Mean values for US and Non-US cars
Gp100M | Weight | Displacement | Gear Ratio | |
Domestic (70%) | 5.32 | 3,317.1 | 233.7 | 2.807 |
Foreign (29%) | 4.31 | 2,315.9 | 111.2 | 3.507 |
Total (100%) | 5.02 | 3,019.5 | 197.3 | 3.015 |
Source: auto.dta
If time permits, we should be able to make a more-complete version of this table.
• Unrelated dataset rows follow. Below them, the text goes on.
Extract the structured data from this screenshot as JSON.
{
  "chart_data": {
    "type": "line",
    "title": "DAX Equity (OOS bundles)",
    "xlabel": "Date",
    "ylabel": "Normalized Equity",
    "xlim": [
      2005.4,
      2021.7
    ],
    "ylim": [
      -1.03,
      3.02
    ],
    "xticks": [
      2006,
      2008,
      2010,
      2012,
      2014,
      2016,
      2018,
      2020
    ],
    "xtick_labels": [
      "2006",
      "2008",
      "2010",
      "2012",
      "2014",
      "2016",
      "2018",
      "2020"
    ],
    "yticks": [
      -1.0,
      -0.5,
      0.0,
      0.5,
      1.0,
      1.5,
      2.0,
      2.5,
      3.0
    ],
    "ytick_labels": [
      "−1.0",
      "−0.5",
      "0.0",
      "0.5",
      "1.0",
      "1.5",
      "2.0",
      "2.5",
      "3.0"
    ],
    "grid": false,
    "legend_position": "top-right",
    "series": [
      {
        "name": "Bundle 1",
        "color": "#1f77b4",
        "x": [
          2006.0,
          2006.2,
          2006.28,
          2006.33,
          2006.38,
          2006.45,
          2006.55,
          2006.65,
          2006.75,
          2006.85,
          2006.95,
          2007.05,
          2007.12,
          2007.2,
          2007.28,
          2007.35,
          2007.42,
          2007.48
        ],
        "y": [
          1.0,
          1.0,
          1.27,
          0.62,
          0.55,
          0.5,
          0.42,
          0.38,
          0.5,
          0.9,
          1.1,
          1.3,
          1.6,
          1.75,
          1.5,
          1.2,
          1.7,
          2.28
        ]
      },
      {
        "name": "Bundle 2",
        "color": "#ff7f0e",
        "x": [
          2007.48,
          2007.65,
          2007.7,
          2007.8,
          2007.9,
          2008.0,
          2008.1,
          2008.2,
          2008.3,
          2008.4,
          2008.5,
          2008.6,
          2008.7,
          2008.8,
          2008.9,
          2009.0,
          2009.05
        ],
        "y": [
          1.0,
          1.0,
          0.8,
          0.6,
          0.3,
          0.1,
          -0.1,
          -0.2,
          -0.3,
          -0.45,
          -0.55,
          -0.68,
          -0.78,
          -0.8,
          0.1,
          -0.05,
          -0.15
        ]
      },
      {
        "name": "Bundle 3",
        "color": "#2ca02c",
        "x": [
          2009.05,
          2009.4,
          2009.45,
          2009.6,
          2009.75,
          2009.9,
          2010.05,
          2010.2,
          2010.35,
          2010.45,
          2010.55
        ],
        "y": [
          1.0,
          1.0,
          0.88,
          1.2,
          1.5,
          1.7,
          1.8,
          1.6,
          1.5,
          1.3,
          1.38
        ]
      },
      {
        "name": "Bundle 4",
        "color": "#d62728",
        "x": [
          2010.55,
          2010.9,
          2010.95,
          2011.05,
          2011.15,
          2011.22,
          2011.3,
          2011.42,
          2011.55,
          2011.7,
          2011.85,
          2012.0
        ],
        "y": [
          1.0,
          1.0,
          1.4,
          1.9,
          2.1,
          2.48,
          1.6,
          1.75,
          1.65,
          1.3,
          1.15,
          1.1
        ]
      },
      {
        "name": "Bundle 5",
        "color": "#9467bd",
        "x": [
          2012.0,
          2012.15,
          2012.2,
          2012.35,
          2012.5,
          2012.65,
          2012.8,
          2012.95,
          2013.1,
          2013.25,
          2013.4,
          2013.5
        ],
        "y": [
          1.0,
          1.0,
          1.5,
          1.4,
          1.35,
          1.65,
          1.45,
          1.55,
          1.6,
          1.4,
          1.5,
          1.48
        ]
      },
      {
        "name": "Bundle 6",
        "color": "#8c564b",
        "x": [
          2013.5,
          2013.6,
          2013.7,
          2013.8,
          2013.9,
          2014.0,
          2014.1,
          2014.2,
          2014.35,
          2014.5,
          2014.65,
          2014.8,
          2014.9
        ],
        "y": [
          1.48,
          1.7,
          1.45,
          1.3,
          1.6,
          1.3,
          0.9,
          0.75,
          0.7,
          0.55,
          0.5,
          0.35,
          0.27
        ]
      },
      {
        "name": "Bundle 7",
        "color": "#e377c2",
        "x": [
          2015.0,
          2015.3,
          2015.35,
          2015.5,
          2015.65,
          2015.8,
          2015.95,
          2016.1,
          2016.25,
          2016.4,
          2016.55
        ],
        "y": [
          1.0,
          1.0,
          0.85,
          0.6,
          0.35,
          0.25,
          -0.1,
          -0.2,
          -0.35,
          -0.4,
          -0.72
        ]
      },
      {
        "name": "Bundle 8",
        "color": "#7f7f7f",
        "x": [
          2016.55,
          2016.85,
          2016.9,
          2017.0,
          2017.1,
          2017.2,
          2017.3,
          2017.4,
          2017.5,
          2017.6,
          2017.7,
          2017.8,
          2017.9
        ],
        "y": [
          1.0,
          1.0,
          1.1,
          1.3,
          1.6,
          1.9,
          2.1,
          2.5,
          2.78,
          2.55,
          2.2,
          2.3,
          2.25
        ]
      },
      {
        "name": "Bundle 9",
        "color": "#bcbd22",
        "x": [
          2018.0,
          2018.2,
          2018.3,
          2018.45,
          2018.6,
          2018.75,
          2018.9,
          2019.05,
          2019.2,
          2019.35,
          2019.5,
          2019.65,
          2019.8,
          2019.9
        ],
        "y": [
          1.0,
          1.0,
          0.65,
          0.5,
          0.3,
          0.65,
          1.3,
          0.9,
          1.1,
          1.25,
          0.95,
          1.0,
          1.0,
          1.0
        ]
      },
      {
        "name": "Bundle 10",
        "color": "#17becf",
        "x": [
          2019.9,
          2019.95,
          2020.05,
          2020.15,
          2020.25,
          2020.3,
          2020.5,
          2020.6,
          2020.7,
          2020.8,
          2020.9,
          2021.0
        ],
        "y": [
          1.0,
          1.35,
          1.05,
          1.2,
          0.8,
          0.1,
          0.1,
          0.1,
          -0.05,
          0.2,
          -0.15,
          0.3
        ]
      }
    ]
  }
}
Before modelling, we should take a look to see if there could be collinearities in the predictors.
Finally, how about modelling let’s first run a regression with many variables and then store the results
. regress gp100m weight displacement gear_ratio foreign
Source | SS df MS Number of obs = 74
-------------+---------------------------------- F(4, 69) = 56.84
Model | 91.7374232 4 22.9343558 Prob > F = 0.0000
Residual | 27.8388375 69 .403461414 R-squared = 0.7672
-------------+---------------------------------- Adj R-squared = 0.7537
Total | 119.576261 73 1.63803097 Root MSE = .63519
------------------------------------------------------------------------------
gp100m | Coef. Std. Err. t P>|t| [95% Conf. Interval]
-------------+----------------------------------------------------------------
weight | .0014428 .000216 6.68 0.000 .0010118 .0018737
displacement | .0012388 .0021161 0.59 0.560 -.0029828 .0054603
gear_ratio | -.2037991 .3258603 -0.63 0.534 -.8538726 .4462744
foreign | .733736 .2301493 3.19 0.002 .2746007 1.192871
_cons | .8147969 1.239181 0.66 0.513 -1.657301 3.286895
------------------------------------------------------------------------------
We can see that, as expected, heavier cars take more energy to move. Perhaps unexpectedly, non-US cars use more gas at the same weight. It appears that we can throw out both displacement
and gear_ratio
as predictors and fit a simpler model.
. regress gp100m weight foreign
Source | SS df MS Number of obs = 74
-------------+---------------------------------- F(2, 71) = 113.97
Model | 91.1761694 2 45.5880847 Prob > F = 0.0000
Residual | 28.4000913 71 .400001287 R-squared = 0.7625
-------------+---------------------------------- Adj R-squared = 0.7558
Total | 119.576261 73 1.63803097 Root MSE = .63246
------------------------------------------------------------------------------
gp100m | Coef. Std. Err. t P>|t| [95% Conf. Interval]
-------------+----------------------------------------------------------------
weight | .0016254 .0001183 13.74 0.000 .0013896 .0018612
foreign | .6220535 .1997381 3.11 0.003 .2237871 1.02032
_cons | -.0734839 .4019932 -0.18 0.855 -.8750354 .7280677
------------------------------------------------------------------------------
We can put these coefficients in a table
--------------------------------------------
(1) (2)
gp100m gp100m
--------------------------------------------
weight 0.00144*** 0.00163***
(6.68) (13.74)
displacement 0.00124
(0.59)
gear_ratio -0.204
(-0.63)
foreign 0.734** 0.622**
(3.19) (3.11)
_cons 0.815 -0.0735
(0.66) (-0.18)
--------------------------------------------
N 74 74
--------------------------------------------
t statistics in parentheses
* p<0.05, ** p<0.01, *** p<0.001
From the simple model, cars from 40 years ago used 0.163 gallons per mile per extra 100 pounds, on average. Also, non-US cars use about 0.622 more gallons per mile, on average, all other things being equal.